As former President Jimmy Carter reminded Trump, China has not been at war since a brief border war with Vietnam in 1979, and has instead focused on economic development and lifted 800 million people out of poverty, while the U.S. has been squandering its wealth on its lost wars. Is it any wonder that China's economy is now healthier and more dynamic than ours?
For the United States to blame Russia and China for America's unprecedented military spending and global militarism is a cynical reversal of cause and effect — as much of a nonsense and an injustice as using the crimes of September 11 as a pretext to attack countries and kill people who had nothing to do with the crimes committed.
So here too, Biden's team face a stark choice between a policy based on objective reality and a deceptive one driven by the capture of U.S. policy by corrupt interests, in this case the most powerful of them all, Eisenhower's infamous military-industrial complex. Biden's officials have spent their careers in a hall of mirrors and revolving doors that conflates and confuses defense with corrupt, self-serving militarism, but our future now depends on rescuing our country from that deal with the devil.
As the saying goes, the only tool the U.S. has invested in is a hammer, so every problem looks like a nail. The U.S. response to every dispute with another country is an expensive new weapons system, another U.S. military intervention, a coup, a covert operation, a proxy war, tighter sanctions or some other form of coercion, all based on the supposed power of the U.S. to impose its will on other countries, but all increasingly ineffective, destructive and impossible to undo once unleashed.

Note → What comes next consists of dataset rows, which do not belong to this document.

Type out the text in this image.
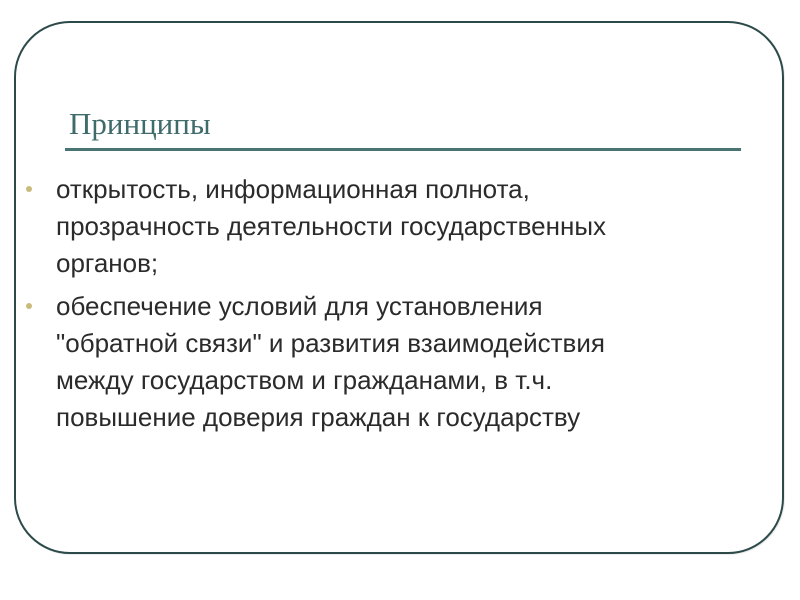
Принципы
открытость, информационная полнота,
прозрачность деятельности государственных
органов;
обеспечение условий для установления
"обратной связи" и развития взаимодействия
между государством и гражданами, в т.ч.
повышение доверия граждан к государству
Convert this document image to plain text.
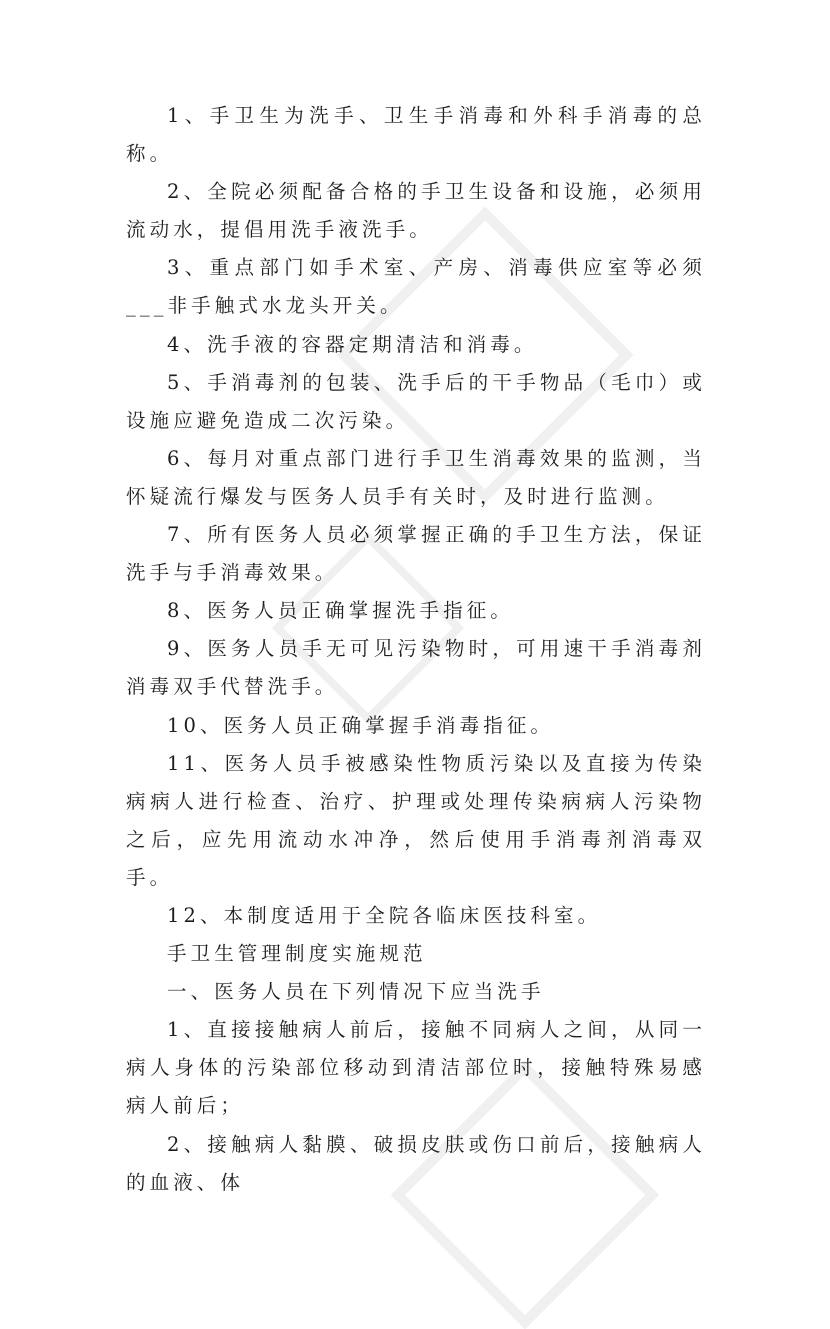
1、手卫生为洗手、卫生手消毒和外科手消毒的总称。

2、全院必须配备合格的手卫生设备和设施，必须用流动水，提倡用洗手液洗手。

3、重点部门如手术室、产房、消毒供应室等必须___非手触式水龙头开关。

4、洗手液的容器定期清洁和消毒。

5、手消毒剂的包装、洗手后的干手物品（毛巾）或设施应避免造成二次污染。

6、每月对重点部门进行手卫生消毒效果的监测，当怀疑流行爆发与医务人员手有关时，及时进行监测。

7、所有医务人员必须掌握正确的手卫生方法，保证洗手与手消毒效果。

8、医务人员正确掌握洗手指征。

9、医务人员手无可见污染物时，可用速干手消毒剂消毒双手代替洗手。

10、医务人员正确掌握手消毒指征。

11、医务人员手被感染性物质污染以及直接为传染病病人进行检查、治疗、护理或处理传染病病人污染物之后，应先用流动水冲净，然后使用手消毒剂消毒双手。

12、本制度适用于全院各临床医技科室。

手卫生管理制度实施规范

一、医务人员在下列情况下应当洗手

1、直接接触病人前后，接触不同病人之间，从同一病人身体的污染部位移动到清洁部位时，接触特殊易感病人前后；

2、接触病人黏膜、破损皮肤或伤口前后，接触病人的血液、体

This has led to war without end in Afghanistan and Iraq; it has left Haiti, Honduras and Ukraine destabilized and mired in poverty as the result of U.S.-backed coups; it has destroyed Libya, Syria and Yemen with covert and proxy wars and resulting humanitarian crises; and to U.S. sanctions that affect a third of humanity.
So the first question for the first meeting of Biden's foreign policy team should be whether they can sever their loyalties to the arms manufacturers, corporate-funded think tanks, lobbying and consultant firms, government contractors and corporations they have worked for or partnered with during their careers.

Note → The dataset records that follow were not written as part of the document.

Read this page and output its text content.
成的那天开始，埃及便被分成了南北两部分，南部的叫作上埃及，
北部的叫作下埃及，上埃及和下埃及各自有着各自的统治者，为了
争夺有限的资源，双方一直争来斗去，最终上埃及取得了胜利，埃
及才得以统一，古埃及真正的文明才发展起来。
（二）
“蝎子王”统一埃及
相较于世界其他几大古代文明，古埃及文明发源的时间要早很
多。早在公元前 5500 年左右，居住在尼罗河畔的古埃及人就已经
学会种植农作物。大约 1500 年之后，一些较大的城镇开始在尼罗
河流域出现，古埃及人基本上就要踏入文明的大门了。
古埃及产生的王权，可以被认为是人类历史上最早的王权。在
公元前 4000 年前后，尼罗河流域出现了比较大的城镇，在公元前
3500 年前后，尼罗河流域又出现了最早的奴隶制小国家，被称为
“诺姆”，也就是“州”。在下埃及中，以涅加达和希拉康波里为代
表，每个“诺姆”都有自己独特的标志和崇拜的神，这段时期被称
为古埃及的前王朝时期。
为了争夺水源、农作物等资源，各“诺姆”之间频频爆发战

These conflicts of interest amount to a sickness at the roots of the most serious problems facing America and the world, and they will not be resolved without a clean break. Any member of Biden's team who cannot make that commitment and mean it should resign now, before they do any more damage.

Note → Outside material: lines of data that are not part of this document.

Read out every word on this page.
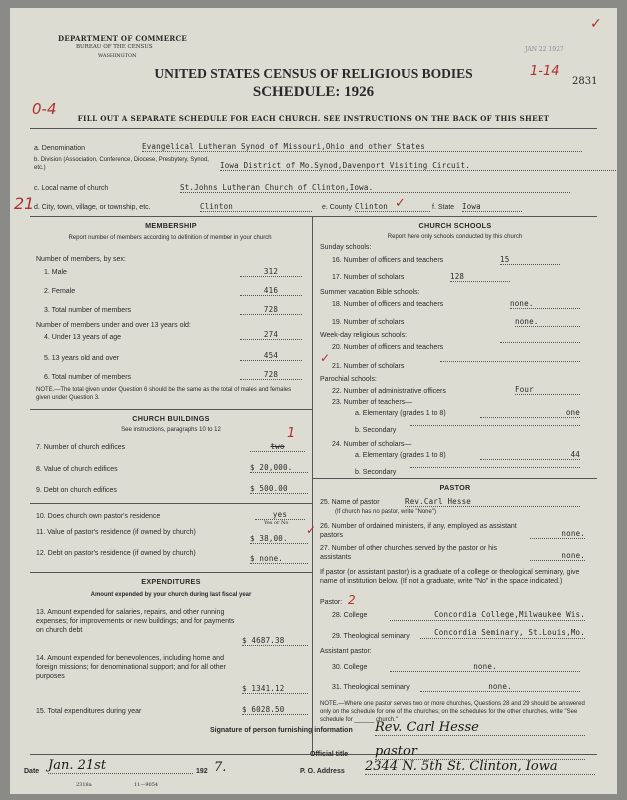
DEPARTMENT OF COMMERCE
BUREAU OF THE CENSUS
WASHINGTON
JAN 22 1927
1-14
2831
✓
UNITED STATES CENSUS OF RELIGIOUS BODIES
SCHEDULE: 1926
0-4
FILL OUT A SEPARATE SCHEDULE FOR EACH CHURCH. SEE INSTRUCTIONS ON THE BACK OF THIS SHEET
a. Denomination	Evangelical Lutheran Synod of Missouri,Ohio and other States
b. Division (Association, Conference, Diocese, Presbytery, Synod, etc.)	Iowa District of Mo.Synod,Davenport Visiting Circuit.
c. Local name of church	St.Johns Lutheran Church of Clinton,Iowa.
21 d. City, town, village, or township, etc.	Clinton	e. County Clinton ✓	f. State Iowa
MEMBERSHIP
Report number of members according to definition of member in your church
Number of members, by sex:
1. Male	312
2. Female	416
3. Total number of members	728
Number of members under and over 13 years old:
4. Under 13 years of age	274
5. 13 years old and over	454
6. Total number of members	728
NOTE.—The total given under Question 6 should be the same as the total of males and females given under Question 3.
CHURCH BUILDINGS
See instructions, paragraphs 10 to 12	1
7. Number of church edifices	two
8. Value of church edifices	$ 20,000.
9. Debt on church edifices	$ 500.00
10. Does church own pastor's residence	yes
Yes or No
11. Value of pastor's residence (if owned by church)
$ 38,00.
12. Debt on pastor's residence (if owned by church)
$ none.
EXPENDITURES
Amount expended by your church during last fiscal year
13. Amount expended for salaries, repairs, and other running expenses; for improvements or new buildings; and for payments on church debt
$ 4687.38
14. Amount expended for benevolences, including home and foreign missions; for denominational support; and for all other purposes
$ 1341.12
15. Total expenditures during year	$ 6028.50
CHURCH SCHOOLS
Report here only schools conducted by this church
Sunday schools:
16. Number of officers and teachers	15
17. Number of scholars	128
Summer vacation Bible schools:
18. Number of officers and teachers	none.
19. Number of scholars	none.
Week-day religious schools:
20. Number of officers and teachers
✓
21. Number of scholars
Parochial schools:
22. Number of administrative officers	Four
23. Number of teachers—
a. Elementary (grades 1 to 8)	one
b. Secondary
24. Number of scholars—
a. Elementary (grades 1 to 8)	44
b. Secondary
PASTOR
25. Name of pastor	Rev.Carl Hesse
(If church has no pastor, write "None")
26. Number of ordained ministers, if any, employed as assistant pastors	none.
✓
27. Number of other churches served by the pastor or his assistants	none.
If pastor (or assistant pastor) is a graduate of a college or theological seminary, give name of institution below. (If not a graduate, write "No" in the space indicated.)
Pastor: 2
28. College	Concordia College,Milwaukee Wis.
29. Theological seminary	Concordia Seminary, St.Louis,Mo.
Assistant pastor:
30. College	none.
31. Theological seminary	none.
NOTE.—Where one pastor serves two or more churches, Questions 28 and 29 should be answered only on the schedule for one of the churches; on the schedules for the other churches, write "See schedule for ______ church."
Signature of person furnishing information Rev. Carl Hesse
Official title pastor
Date Jan. 21st	192 7.	P. O. Address 2344 N. 5th St. Clinton, Iowa
2318a	11—9054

Long before his farewell speech in 1961, Eisenhower made another speech, responding to the death of Joseph Stalin in 1953. He said, "Every gun that is made, every warship launched, every rocket fired signifies, in the final sense, a theft from those who hunger and are not fed, those who are cold and are not clothed. ... This is not a way of life at all, in any true sense. Under the cloud of threatening war, it is humanity hanging from a cross of iron."
In his first year in office, Eisenhower ended the Korean War and cut military spending by 39% from its wartime peak. Then he resisted pressures to raise it again, despite his failure to end the Cold War.
Today, the military-industrial complex is counting on a reversion to the Cold War against Russia and China as the key to its future power and profits, to keep us hanging from this rusty old cross of iron, squandering America's wealth on trillion-dollar weapons programs as people go hungry, millions of Americans have no health care and our climate becomes unlivable.
Are Joe Biden, Tony Blinken and Jake Sullivan the kind of leaders to just say no to the military-industrial complex Eisenhower warned us about, and consign this cross of iron to the junkyard of history where it belongs? We will soon find out.